Players must use a set of Tetris-style blocks, which can be picked up, rotated and arranged in a way that creates a safe pathway for the mice. The game only requires players to get one of their three rodent charges all the way to the goal for a new level to be unlocked. Along the way, the trio of mice have to collect several blue crystals and other items which Schrödinger sells to fund his experiments.
Any mouse who makes it to the end of the level without dying will receive a cheese-based reward, but there are a tricky selection of obstacles and hazards which must be overcome if the mice are to get their paws on the coveted cheese prize.
There are eighty different levels to complete, which are split across four different stages, but each of these stages contains many obstacles, including enemy rats, pools of water and/or acid, and various forms of electrocution to contend with.

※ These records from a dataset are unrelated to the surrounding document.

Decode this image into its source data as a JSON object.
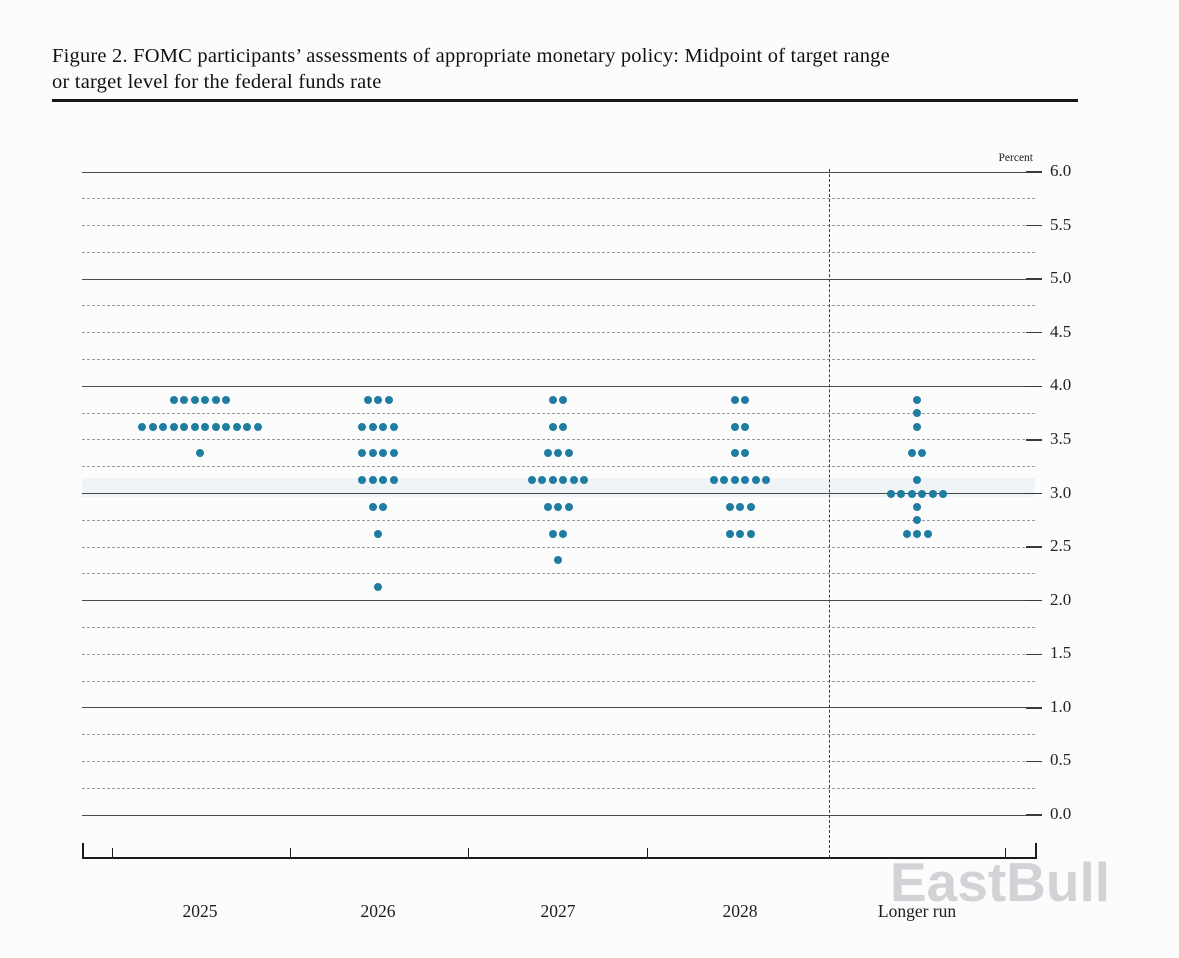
{
  "page": {
    "title_line1": "Figure 2. FOMC participants’ assessments of appropriate monetary policy: Midpoint of target range",
    "title_line2": "or target level for the federal funds rate",
    "watermark": "EastBull"
  },
  "chart_data": {
    "type": "scatter",
    "subtype": "fomc-dot-plot",
    "title": "Figure 2. FOMC participants’ assessments of appropriate monetary policy: Midpoint of target range or target level for the federal funds rate",
    "unit_label": "Percent",
    "categories": [
      "2025",
      "2026",
      "2027",
      "2028",
      "Longer run"
    ],
    "separator_after_category": "2028",
    "dot_color": "#1f7da1",
    "grid": {
      "minor_step": 0.25,
      "major_step": 1.0,
      "minor_style": "dashed",
      "major_style": "solid"
    },
    "y_axis": {
      "min": 0.0,
      "max": 6.0,
      "ticks": [
        {
          "value": 6.0,
          "label": "6.0"
        },
        {
          "value": 5.5,
          "label": "5.5"
        },
        {
          "value": 5.0,
          "label": "5.0"
        },
        {
          "value": 4.5,
          "label": "4.5"
        },
        {
          "value": 4.0,
          "label": "4.0"
        },
        {
          "value": 3.5,
          "label": "3.5"
        },
        {
          "value": 3.0,
          "label": "3.0"
        },
        {
          "value": 2.5,
          "label": "2.5"
        },
        {
          "value": 2.0,
          "label": "2.0"
        },
        {
          "value": 1.5,
          "label": "1.5"
        },
        {
          "value": 1.0,
          "label": "1.0"
        },
        {
          "value": 0.5,
          "label": "0.5"
        },
        {
          "value": 0.0,
          "label": "0.0"
        }
      ]
    },
    "series": [
      {
        "category": "2025",
        "dots": [
          {
            "rate": 3.875,
            "count": 6
          },
          {
            "rate": 3.625,
            "count": 12
          },
          {
            "rate": 3.375,
            "count": 1
          }
        ]
      },
      {
        "category": "2026",
        "dots": [
          {
            "rate": 3.875,
            "count": 3
          },
          {
            "rate": 3.625,
            "count": 4
          },
          {
            "rate": 3.375,
            "count": 4
          },
          {
            "rate": 3.125,
            "count": 4
          },
          {
            "rate": 2.875,
            "count": 2
          },
          {
            "rate": 2.625,
            "count": 1
          },
          {
            "rate": 2.125,
            "count": 1
          }
        ]
      },
      {
        "category": "2027",
        "dots": [
          {
            "rate": 3.875,
            "count": 2
          },
          {
            "rate": 3.625,
            "count": 2
          },
          {
            "rate": 3.375,
            "count": 3
          },
          {
            "rate": 3.125,
            "count": 6
          },
          {
            "rate": 2.875,
            "count": 3
          },
          {
            "rate": 2.625,
            "count": 2
          },
          {
            "rate": 2.375,
            "count": 1
          }
        ]
      },
      {
        "category": "2028",
        "dots": [
          {
            "rate": 3.875,
            "count": 2
          },
          {
            "rate": 3.625,
            "count": 2
          },
          {
            "rate": 3.375,
            "count": 2
          },
          {
            "rate": 3.125,
            "count": 6
          },
          {
            "rate": 2.875,
            "count": 3
          },
          {
            "rate": 2.625,
            "count": 3
          }
        ]
      },
      {
        "category": "Longer run",
        "dots": [
          {
            "rate": 3.875,
            "count": 1
          },
          {
            "rate": 3.75,
            "count": 1
          },
          {
            "rate": 3.625,
            "count": 1
          },
          {
            "rate": 3.375,
            "count": 2
          },
          {
            "rate": 3.125,
            "count": 1
          },
          {
            "rate": 3.0,
            "count": 6
          },
          {
            "rate": 2.875,
            "count": 1
          },
          {
            "rate": 2.75,
            "count": 1
          },
          {
            "rate": 2.625,
            "count": 3
          }
        ]
      }
    ]
  }
}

Don't worry though, players can unlock several special blocks as they successfully complete each level. For example, Bomb blocks will explode in order to clear the pathway ahead of difficult or wrongly-placed blocks, Jelly blocks will cushion the mice's landing if they should fall and Crumbling blocks slowly disintegrate when placed, to allow the mice to get past an area more easily.
Some block shapes can also be rotated in such a way to create steps or stairs leading to higher platforms, which can help the mice to locate blue crystals that would otherwise be unreachable. Nevertheless, all blocks must be placed carefully if your rodents are going to cheat death. Mice can jump off a singular block without harm, but will fall to their death from a platform that is any higher than three blocks.
The different types of blocks and the way the shapes can be rotated to intersect each other is brilliant, and seriously adds to the replay value of the game, and there is even a fun and easy-to-use Level Editor mode, so that creative players can attempt to construct their own challenging levels once the game's core stages have all been completed.
Unfortunately though, the Level Editor mode has one slight flaw: There is no online sharing features in this game, which is a bit of a disappointment, as none of these player-created levels can be shared amongst fellow PS Vita users.
In conclusion, MouseCraft is a very fun game, which will provide an adequate number of gaming hours for most people. The colourful cartoon graphics and witty style help to make the game very entertaining.
Furthermore, the game is subject to Sony's Cross-Buy policy, which means that if you purchase the game in one format, it becomes automatically available for download on any other formats that the player might own as well. Thus a PS3 and PS Vita owner only needs to purchase the game once in order to play the game on both consoles, making MouseCraft very good value for money.
If you like zany gameplay, brain-bending puzzles and cute cartoon characters, then this is most definitely a worthwhile game for your collection. Overall Mini Gamers Rating: 8/10.